UNA VECCHIA LOCANDA IN TERRITORIO DI LERCARA?

di DANILO CARUSO

Il rudere in contrada Friddi di fronte all’abbeveratoio cosiddetto di PILICEDDI, da questo separato da pochissimi metri di strada, è una delle diverse pregevoli attrattive monumentali poste in territorio di Lercara Friddi. Quello che oggi resta di questa costruzione non è la stessa cosa di ciò che lì vi era già rimasto da tempi più remoti. Infatti negli anni ’30 il proprietario di quel terreno, utilizzando la calce idraulica ed il materiale circostante che a terra giaceva, riedificò una parte della struttura. A quel tempo in piedi recuperabile c’era, guardando dalla strada, l’ambiente a sinistra del muro con il passaggio (murato) a forma di arco (ignoro con precisione in quali condizioni fosse il tutto). Il proprietario di allora ricavò dal suo intervento un vano per i suoi usi: questo a sinistra che in quanto più recente ha perso solamente il muro più lontano parallelo alla strada, mentre l’altro vano (a destra dell’arco) ne ha persi due: il prosieguo del parallelo più lontano rispetto alla strada ed il muro esterno di destra dell’edificio.

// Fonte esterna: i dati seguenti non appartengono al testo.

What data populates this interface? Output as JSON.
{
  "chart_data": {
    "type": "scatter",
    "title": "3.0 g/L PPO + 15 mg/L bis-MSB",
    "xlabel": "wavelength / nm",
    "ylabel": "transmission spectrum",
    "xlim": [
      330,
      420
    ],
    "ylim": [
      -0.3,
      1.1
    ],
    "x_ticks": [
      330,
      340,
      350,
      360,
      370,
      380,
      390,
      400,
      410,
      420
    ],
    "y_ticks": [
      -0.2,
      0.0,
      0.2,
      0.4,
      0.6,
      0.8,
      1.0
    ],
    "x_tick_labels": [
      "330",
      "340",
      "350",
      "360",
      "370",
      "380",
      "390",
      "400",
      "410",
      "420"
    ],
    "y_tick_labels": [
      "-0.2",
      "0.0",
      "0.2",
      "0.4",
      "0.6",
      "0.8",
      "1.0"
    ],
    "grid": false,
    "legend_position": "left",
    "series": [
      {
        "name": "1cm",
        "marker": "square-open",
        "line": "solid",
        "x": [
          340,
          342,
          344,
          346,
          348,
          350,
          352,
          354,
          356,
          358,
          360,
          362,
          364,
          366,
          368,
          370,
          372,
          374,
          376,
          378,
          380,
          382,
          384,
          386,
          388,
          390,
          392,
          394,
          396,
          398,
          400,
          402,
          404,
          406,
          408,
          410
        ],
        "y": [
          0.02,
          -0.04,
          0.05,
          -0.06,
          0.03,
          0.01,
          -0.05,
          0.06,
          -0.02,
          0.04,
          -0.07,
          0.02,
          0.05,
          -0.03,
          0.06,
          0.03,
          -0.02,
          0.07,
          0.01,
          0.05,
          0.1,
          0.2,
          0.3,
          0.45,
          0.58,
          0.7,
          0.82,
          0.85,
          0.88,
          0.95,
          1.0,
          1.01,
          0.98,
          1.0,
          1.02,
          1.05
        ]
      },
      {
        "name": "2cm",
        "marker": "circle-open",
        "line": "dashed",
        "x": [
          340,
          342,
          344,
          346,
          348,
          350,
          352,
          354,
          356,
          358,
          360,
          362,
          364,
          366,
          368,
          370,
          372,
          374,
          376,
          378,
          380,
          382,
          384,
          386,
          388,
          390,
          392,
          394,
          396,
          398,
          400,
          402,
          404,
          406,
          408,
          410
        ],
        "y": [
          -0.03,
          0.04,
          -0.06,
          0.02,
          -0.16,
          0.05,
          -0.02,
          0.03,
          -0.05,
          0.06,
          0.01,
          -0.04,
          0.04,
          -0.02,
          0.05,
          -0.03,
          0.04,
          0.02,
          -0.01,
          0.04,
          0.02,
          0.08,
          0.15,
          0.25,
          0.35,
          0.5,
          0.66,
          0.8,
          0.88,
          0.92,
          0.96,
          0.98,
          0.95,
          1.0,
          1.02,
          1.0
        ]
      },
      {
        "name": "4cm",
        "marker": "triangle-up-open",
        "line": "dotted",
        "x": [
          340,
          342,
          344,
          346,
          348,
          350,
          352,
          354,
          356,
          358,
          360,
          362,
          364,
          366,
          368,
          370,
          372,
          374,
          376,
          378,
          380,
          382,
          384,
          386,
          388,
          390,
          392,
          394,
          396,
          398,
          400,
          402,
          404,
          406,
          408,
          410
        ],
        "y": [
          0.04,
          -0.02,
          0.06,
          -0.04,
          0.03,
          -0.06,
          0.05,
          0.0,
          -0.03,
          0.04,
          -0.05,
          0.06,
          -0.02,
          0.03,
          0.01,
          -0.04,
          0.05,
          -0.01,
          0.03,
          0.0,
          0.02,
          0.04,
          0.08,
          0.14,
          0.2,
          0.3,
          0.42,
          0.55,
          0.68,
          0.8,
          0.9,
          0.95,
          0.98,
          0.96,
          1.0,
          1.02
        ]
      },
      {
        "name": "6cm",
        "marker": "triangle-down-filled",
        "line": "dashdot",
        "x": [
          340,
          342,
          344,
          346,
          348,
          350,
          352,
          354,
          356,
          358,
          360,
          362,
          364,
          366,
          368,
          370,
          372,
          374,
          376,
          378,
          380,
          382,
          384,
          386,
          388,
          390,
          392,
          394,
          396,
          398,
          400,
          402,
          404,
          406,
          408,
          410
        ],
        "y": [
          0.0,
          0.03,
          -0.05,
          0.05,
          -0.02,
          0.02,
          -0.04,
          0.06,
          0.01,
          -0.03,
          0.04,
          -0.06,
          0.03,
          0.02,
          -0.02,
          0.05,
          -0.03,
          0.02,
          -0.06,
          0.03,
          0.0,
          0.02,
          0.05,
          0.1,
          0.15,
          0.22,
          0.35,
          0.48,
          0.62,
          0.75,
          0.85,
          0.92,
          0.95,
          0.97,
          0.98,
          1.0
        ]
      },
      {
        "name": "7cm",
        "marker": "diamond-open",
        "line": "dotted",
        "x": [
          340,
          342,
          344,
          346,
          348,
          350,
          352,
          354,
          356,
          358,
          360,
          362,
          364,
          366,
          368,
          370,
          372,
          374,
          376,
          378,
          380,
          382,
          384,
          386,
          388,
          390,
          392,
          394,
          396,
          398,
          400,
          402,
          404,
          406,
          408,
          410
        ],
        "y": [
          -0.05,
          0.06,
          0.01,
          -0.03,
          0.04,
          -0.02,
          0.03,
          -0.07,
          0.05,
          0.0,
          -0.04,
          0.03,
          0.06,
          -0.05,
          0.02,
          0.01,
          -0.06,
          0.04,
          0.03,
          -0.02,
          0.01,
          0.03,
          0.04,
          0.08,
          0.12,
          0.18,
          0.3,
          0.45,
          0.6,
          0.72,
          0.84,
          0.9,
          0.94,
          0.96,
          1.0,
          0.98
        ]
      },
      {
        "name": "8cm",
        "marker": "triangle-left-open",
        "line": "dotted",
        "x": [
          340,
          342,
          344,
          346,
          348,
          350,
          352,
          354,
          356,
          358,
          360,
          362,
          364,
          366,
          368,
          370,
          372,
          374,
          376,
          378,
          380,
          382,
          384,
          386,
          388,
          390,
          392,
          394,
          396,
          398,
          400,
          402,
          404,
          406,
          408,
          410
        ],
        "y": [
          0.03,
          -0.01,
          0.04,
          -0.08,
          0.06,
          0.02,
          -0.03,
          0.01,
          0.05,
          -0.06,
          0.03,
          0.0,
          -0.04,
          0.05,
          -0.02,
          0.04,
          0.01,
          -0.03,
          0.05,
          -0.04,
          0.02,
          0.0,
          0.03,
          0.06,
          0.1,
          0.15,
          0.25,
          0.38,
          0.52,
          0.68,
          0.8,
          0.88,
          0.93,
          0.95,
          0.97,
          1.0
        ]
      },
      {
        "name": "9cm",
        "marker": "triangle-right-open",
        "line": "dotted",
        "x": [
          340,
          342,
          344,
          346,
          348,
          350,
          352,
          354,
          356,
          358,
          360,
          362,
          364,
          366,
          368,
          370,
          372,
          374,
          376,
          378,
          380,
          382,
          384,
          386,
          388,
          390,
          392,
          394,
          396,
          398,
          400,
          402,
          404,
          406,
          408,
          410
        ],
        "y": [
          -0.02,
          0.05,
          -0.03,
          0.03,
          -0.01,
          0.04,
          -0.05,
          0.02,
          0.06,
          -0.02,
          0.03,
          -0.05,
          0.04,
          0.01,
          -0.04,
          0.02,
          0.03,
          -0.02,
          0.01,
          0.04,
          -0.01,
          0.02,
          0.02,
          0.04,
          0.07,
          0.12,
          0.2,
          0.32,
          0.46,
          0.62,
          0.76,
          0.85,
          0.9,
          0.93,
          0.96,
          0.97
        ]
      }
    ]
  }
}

Questa analisi storica, è protesa a capire la funzionalità di quell’edificio e da qui la sua genesi temporale. Quel grande arco ha attirato la mia attenzione inducendomi a pensare che quello che vi passasse attraverso potesse essere un cavallo (perché sennò uno spazio così ampio?): collegando ciò alla presenza della vicinissima fonte d’acqua sono pervenuto all’ipotesi di una stazione di sosta (per corrieri, passeggeri, muniti di cavallo o no). La zona di Lercara Friddi è a metà strada tra il versante sud che si dirige verso Agrigento, e quello nord che da qui si dirama lungo una direttrice verso Palermo e lungo un’altra verso Termini Imerese: l’ITINERARIUM ANTONINI (che è dell’inizio del III sec. d.C.) è il più remoto documento che parla di un percorso Palermo-Agrigento, possibilmente con una statio situata nella regione tra Castronovo e Vicari. Nel caso della nostra ipotizzata stazione (che parrebbe medievale), vista la sua dislocazione, dovrebbe trattarsi della direttrice per Termini, la quale passerebbe dal territorio di Roccapalumba dopo aver costeggiato ad ovest l’asse Cozzo dell’Affumata-Cozzo san Filippo. Escluderei – sulla base della conoscenza che abbiamo di tutte le chiese lercaresi –  una originaria, o seguente, funzione sacrale del complesso architettonico all’esame poiché non se ne ha notizia.

Per un tentativo di datazione farei innanzitutto una distinzione di due fasi:

1) quella precedente alla chiusura dello spazio sotto l’arco (chiusura forse contemporanea all’altra di una più ridotta entrata sul muro esterno di sinistra;

2) quella successiva.

1) Come terminus ad quem di questo primo periodo mi pare in ogni caso difficile non pensare alla nascita di Lercara. Non mi stupirei se questa stazione fosse stata anche locanda: la vicina sorgente d’acqua con bacini collegati fa immaginare delle esigenze ed una organizzazione di quell’area non indifferenti. Il terminus a quo resta indefinito, ma dovrebbe ritenersi posto nel Medioevo (propenderei per gli ultimi secoli).

2) Dopo la comparsa del paese, stazione e/o locanda in un luogo isolato così a ridosso di Lercara non servivano naturalmente più: è probabile che risalgano a questo secondo periodo le prime modifiche accennate, destinate alla promozione di un diverso uso di questo bene monumentale.


Il muro frontale e ciò che resta di quello esterno di destra.

Il muro esterno di sinistra, guardando dalla strada (particolare: l’ingresso murato).

La visione dell’arco murato dall’altro vano.

L’abbeveratoio.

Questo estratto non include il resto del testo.